I do not understand this sentence about Markov chains (search for the definitions of the notions as given at the end of the question):
In either case (homogeneous or non-homogeneous) the stochastic process may, or may not, be stationary. If it is stationary, its evolution may change over time (non-homogeneous) but this evolution will be the same irrespective of when the process was initiated.
How is it possible that "it may change over time but this evolution will be the same",how can both conditions hold at the same time??
I.e. what is an example of a Markov process ,such that for all $\alpha$, and for all $n$ and all $t_i$ and $x_i$ with $i = 1, 2,..., n$: $$\mathrm{Prob}\{X(t_1) ≤ x_1, X(t_2) ≤ x_2,...,X(t_n) ≤ x_n\}=$$ $$\mathrm{Prob}\{X(t_1 + α) ≤ x_1, X(t_2 + α) ≤ x_2,..., X(t_n + α) ≤ x_n\}?$$
Type this whole sentence ending with 194 (to find appropriate page number):
"If it is stationary, its evolution may change over time (nonhomogeneous) but this evolution will be the same irrespective of when the process was initiated" 194
into google.
It is a somewhat confusing passage.

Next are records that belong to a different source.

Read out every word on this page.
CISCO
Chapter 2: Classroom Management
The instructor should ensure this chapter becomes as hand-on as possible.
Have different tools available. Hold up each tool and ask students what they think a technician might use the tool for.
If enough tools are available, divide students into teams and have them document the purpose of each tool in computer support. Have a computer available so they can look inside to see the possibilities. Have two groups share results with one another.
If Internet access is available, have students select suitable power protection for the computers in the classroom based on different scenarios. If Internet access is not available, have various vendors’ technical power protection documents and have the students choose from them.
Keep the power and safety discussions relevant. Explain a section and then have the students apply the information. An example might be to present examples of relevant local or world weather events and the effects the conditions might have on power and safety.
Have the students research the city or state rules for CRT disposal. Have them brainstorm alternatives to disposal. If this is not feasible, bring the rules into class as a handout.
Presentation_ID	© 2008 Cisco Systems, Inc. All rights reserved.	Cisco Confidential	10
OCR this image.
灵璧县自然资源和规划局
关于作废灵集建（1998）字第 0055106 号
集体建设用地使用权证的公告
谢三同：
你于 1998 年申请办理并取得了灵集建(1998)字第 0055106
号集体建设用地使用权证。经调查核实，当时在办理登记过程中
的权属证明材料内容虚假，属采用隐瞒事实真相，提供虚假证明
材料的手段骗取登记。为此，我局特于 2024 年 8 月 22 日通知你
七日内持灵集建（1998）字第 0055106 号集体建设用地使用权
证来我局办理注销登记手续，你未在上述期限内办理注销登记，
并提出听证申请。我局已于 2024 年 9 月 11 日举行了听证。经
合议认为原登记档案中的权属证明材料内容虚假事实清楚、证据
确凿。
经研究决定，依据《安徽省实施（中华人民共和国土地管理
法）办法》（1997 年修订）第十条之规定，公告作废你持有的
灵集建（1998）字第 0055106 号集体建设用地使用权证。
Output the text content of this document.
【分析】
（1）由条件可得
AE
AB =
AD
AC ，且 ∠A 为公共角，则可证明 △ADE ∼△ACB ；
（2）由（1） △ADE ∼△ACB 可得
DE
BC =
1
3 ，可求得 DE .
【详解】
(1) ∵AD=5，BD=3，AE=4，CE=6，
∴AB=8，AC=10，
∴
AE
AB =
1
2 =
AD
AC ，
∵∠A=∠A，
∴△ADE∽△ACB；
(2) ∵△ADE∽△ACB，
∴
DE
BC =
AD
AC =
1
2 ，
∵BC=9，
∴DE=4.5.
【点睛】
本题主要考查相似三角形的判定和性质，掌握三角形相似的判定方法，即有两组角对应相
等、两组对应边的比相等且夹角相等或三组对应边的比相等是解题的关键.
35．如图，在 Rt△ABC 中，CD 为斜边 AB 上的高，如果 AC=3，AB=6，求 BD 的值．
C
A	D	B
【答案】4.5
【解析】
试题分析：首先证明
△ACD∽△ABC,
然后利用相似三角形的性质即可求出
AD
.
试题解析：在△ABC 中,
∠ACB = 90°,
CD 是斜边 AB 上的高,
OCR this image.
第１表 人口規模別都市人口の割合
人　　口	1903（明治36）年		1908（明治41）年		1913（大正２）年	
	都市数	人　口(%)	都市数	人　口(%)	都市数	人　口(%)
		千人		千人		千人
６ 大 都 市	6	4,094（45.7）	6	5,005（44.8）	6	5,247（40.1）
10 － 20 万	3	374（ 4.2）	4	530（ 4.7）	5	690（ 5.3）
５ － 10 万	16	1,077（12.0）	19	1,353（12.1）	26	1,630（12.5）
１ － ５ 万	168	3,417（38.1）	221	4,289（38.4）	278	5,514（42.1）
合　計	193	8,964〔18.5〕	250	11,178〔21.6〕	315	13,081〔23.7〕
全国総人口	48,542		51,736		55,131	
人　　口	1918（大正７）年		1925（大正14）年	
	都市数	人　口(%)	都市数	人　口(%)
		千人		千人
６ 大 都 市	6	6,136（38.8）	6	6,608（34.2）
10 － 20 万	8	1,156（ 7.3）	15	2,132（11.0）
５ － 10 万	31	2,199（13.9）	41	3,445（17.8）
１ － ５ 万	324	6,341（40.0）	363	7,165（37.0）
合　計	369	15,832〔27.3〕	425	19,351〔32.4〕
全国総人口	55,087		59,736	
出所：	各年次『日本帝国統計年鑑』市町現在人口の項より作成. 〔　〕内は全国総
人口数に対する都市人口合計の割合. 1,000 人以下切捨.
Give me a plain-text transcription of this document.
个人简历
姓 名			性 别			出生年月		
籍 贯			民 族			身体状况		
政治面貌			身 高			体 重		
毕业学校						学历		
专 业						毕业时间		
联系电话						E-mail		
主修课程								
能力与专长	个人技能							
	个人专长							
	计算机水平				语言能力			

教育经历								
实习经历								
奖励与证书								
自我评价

The general intent, I think, is that the dynamic rules of the system (e.g., the transition rates) may change over time—that is, it is non-homogeneous—but if the system happens to be stationary at the present time, it doesn't matter whether it was started just now, or at some time in the distant past. The equilibrium solution will progress the same way in either case.